В обед мне дали миску чуть теплой баланды, а часа через два пришел надзиратель и повел меня в кабинет начальника режима. Там за столом сидел тот самый офицер. Его ушанка и рукавицы лежали на столе. Он предложил мне сесть и велел надзирателю выйти.

— Почему вы себя так ведете? — задал он мне первый вопрос.

— Как именно?

— Вы ведете себя, как прохвост!

— А вы ведете себя, как фашист.

Офицер привскочил:

— Я советский офицер! Как ты смеешь называть меня фашистом?! Знаешь, что тебе за это может быть?

Я сказал, что только фашисты могли специально морозить людей, что он-то сам был одет тепло (я показал на его шапку, рукавицы, на валенки и шинель), а меня, почти совсем раздетого, в одних тапочках, без шапки, без бушлата, допрашивал на морозе, да еще заставлял вынуть руки из карманов, стоять смирно, не шевелясь. Ведь я из-за мороза переступал с ноги на ногу.

Офицер немного поуспокоился и даже стал как будто оправдываться.

— Надо было подчиниться, вынуть руки из карманов, тогда бы ничего не было. А так вот получите трое суток карцера. Скажите еще спасибо, что в больнице; в зоне получили бы все десять или пятнадцать.

Потом он стал спрашивать, за что сижу, сколько дали, где судили.

— Наверное, студент, да? — спросил он и, не дождавшись ответа, продолжал нравоучительно:

— Вот вы, молодежь, и чего только лезете в политику? Ведь ни в чем не разбираетесь, а лезете, вот и сидите в лагерях. Учились бы себе, надо вам во все встревать!..

Я не стал с ним заводить дискуссию на эту тему, а только спросил:

— А зачем вы меня к себе подозвали на морозе? Специально, чтобы придраться к чему-то и посадить в карцер?

— Вот вы опять ведете себя вызывающе, — грустно сказал он. — Я вас подозвал потому, что заключенным не полагается находиться около вахты, когда прибывает этап.

— Так ведь я санитар, около вахты был по делу, моя обязанность принимать больных.

— Почему же вы мне этого не сказали?

— Вы же меня об этом не спрашивали.

— Ну теперь поздно разбираться. Отсидите свои трое суток, подумаете, может, потише будете, не станете дерзить представителю лагерной администрации.

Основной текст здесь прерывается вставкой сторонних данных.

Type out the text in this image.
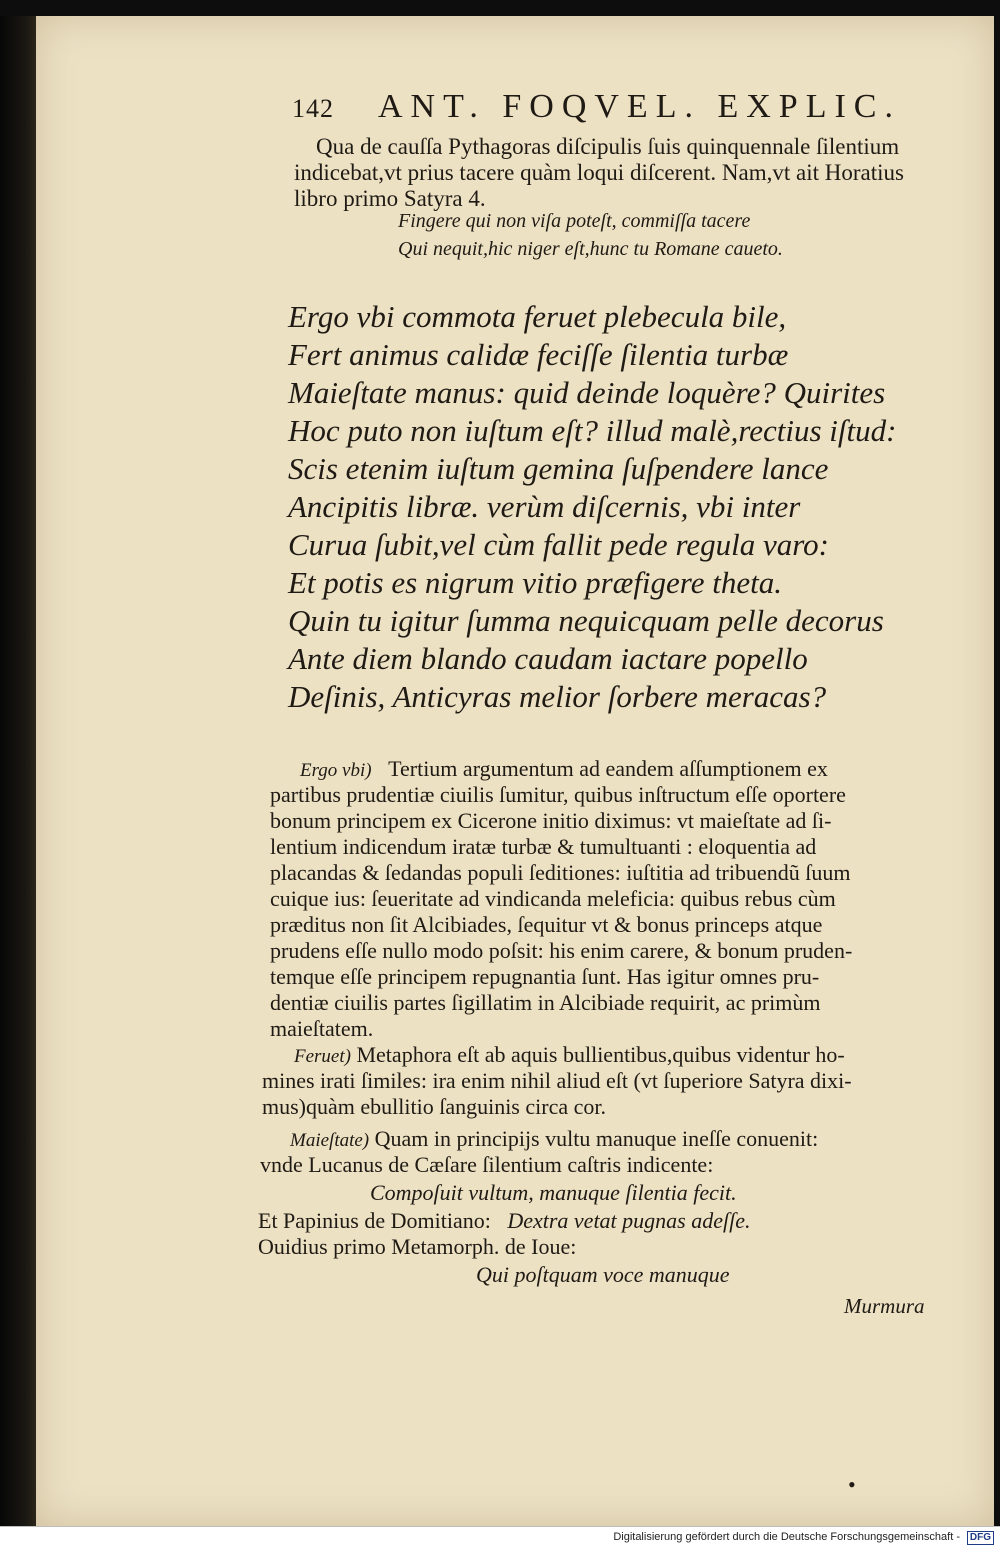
142 ANT. FOQVEL. EXPLIC.
Qua de cauſſa Pythagoras diſcipulis ſuis quinquennale ſilentium
indicebat,vt prius tacere quàm loqui diſcerent. Nam,vt ait Horatius
libro primo Satyra 4.
Fingere qui non viſa poteſt, commiſſa tacere
Qui nequit,hic niger eſt,hunc tu Romane caueto.
Ergo vbi commota feruet plebecula bile,
Fert animus calidæ feciſſe ſilentia turbæ
Maieſtate manus: quid deinde loquère? Quirites
Hoc puto non iuſtum eſt? illud malè,rectius iſtud:
Scis etenim iuſtum gemina ſuſpendere lance
Ancipitis libræ. verùm diſcernis, vbi inter
Curua ſubit,vel cùm fallit pede regula varo:
Et potis es nigrum vitio præfigere theta.
Quin tu igitur ſumma nequicquam pelle decorus
Ante diem blando caudam iactare popello
Deſinis, Anticyras melior ſorbere meracas?
Ergo vbi) Tertium argumentum ad eandem aſſumptionem ex
partibus prudentiæ ciuilis ſumitur, quibus inſtructum eſſe oportere
bonum principem ex Cicerone initio diximus: vt maieſtate ad ſi-
lentium indicendum iratæ turbæ & tumultuanti : eloquentia ad
placandas & ſedandas populi ſeditiones: iuſtitia ad tribuendũ ſuum
cuique ius: ſeueritate ad vindicanda meleficia: quibus rebus cùm
præditus non ſit Alcibiades, ſequitur vt & bonus princeps atque
prudens eſſe nullo modo poſsit: his enim carere, & bonum pruden-
temque eſſe principem repugnantia ſunt. Has igitur omnes pru-
dentiæ ciuilis partes ſigillatim in Alcibiade requirit, ac primùm
maieſtatem.
Feruet) Metaphora eſt ab aquis bullientibus,quibus videntur ho-
mines irati ſimiles: ira enim nihil aliud eſt (vt ſuperiore Satyra dixi-
mus)quàm ebullitio ſanguinis circa cor.
Maieſtate) Quam in principijs vultu manuque ineſſe conuenit:
vnde Lucanus de Cæſare ſilentium caſtris indicente:
Compoſuit vultum, manuque ſilentia fecit.
Et Papinius de Domitiano: Dextra vetat pugnas adeſſe.
Ouidius primo Metamorph. de Ioue:
Qui poſtquam voce manuque
Murmura
•
Digitalisierung gefördert durch die Deutsche Forschungsgemeinschaft - DFG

Меня отвели в мою камеру, и я занялся делом. Вылил воду из миски в парашу, оставив чуть-чуть на дне, наколупал со стены штукатурки, размял в воде — получилась густая кашица. Я замазал этой самодельной замазкой все щели в раме, обмазал по краю все стекла. Хорошо, что в камере было маленькое окошко! К вечеру работа была закончена. Теперь от окна не дуло, даже когда в коридоре открывали дверь. А позже стало совсем хорошо: пришел зэк-дневальный и затопил в карцере печь. Тепло теперь не выдувало, и можно было спать до самого утра, пока печь не остыла. Хоть и на голых нарах, но не замерз. Только к утру снова похолодало, и я мерз до следующего вечера. Все же карцер в больнице намного лучше, чем все остальные карцеры в зонах!

Снова в зону

Пока я был на третьем, политических с седьмой зоны, откуда я приехал, перевели на одиннадцатый. Седьмую зону заполнили уголовниками. Скоро до нас стали доходить слухи о безобразиях, которые там начались. Уголовники изнасиловали нескольких женщин-служащих — кассиршу, дочь одного начальника отряда, тоже работавшую в зоне. К нам на третий привезли двоих с семерки — они перепились там ацетоном. Троих удалось откачать на месте, а двоих замертво отправили в больницу, но не довезли, они скончались дорогой, так что прибыло два трупа. Начальство теперь взвыло: как хорошо, как спокойно было работать с пятьдесят восьмой статьей (нас, политических, по привычке называют до сих пор пятьдесят восьмой статьей, хотя с 1961 года действует уже новый Уголовный кодекс и все статьи перенумерованы).

Меня перевели из «больных» санитаром в штат. Но я предчувствовал, что надолго здесь не застряну. Так оно и вышло: после конфликта с начальником режима Кецаем я угодил в карцер на трое суток. Когда я вышел из карцера, Николай сообщил мне, что меня уволили и назначили в ближайший этап.

Я уезжал с третьего в самом конце февраля 1966 года. Все-таки осень и зиму перекантовался, может, это меня и поддержало.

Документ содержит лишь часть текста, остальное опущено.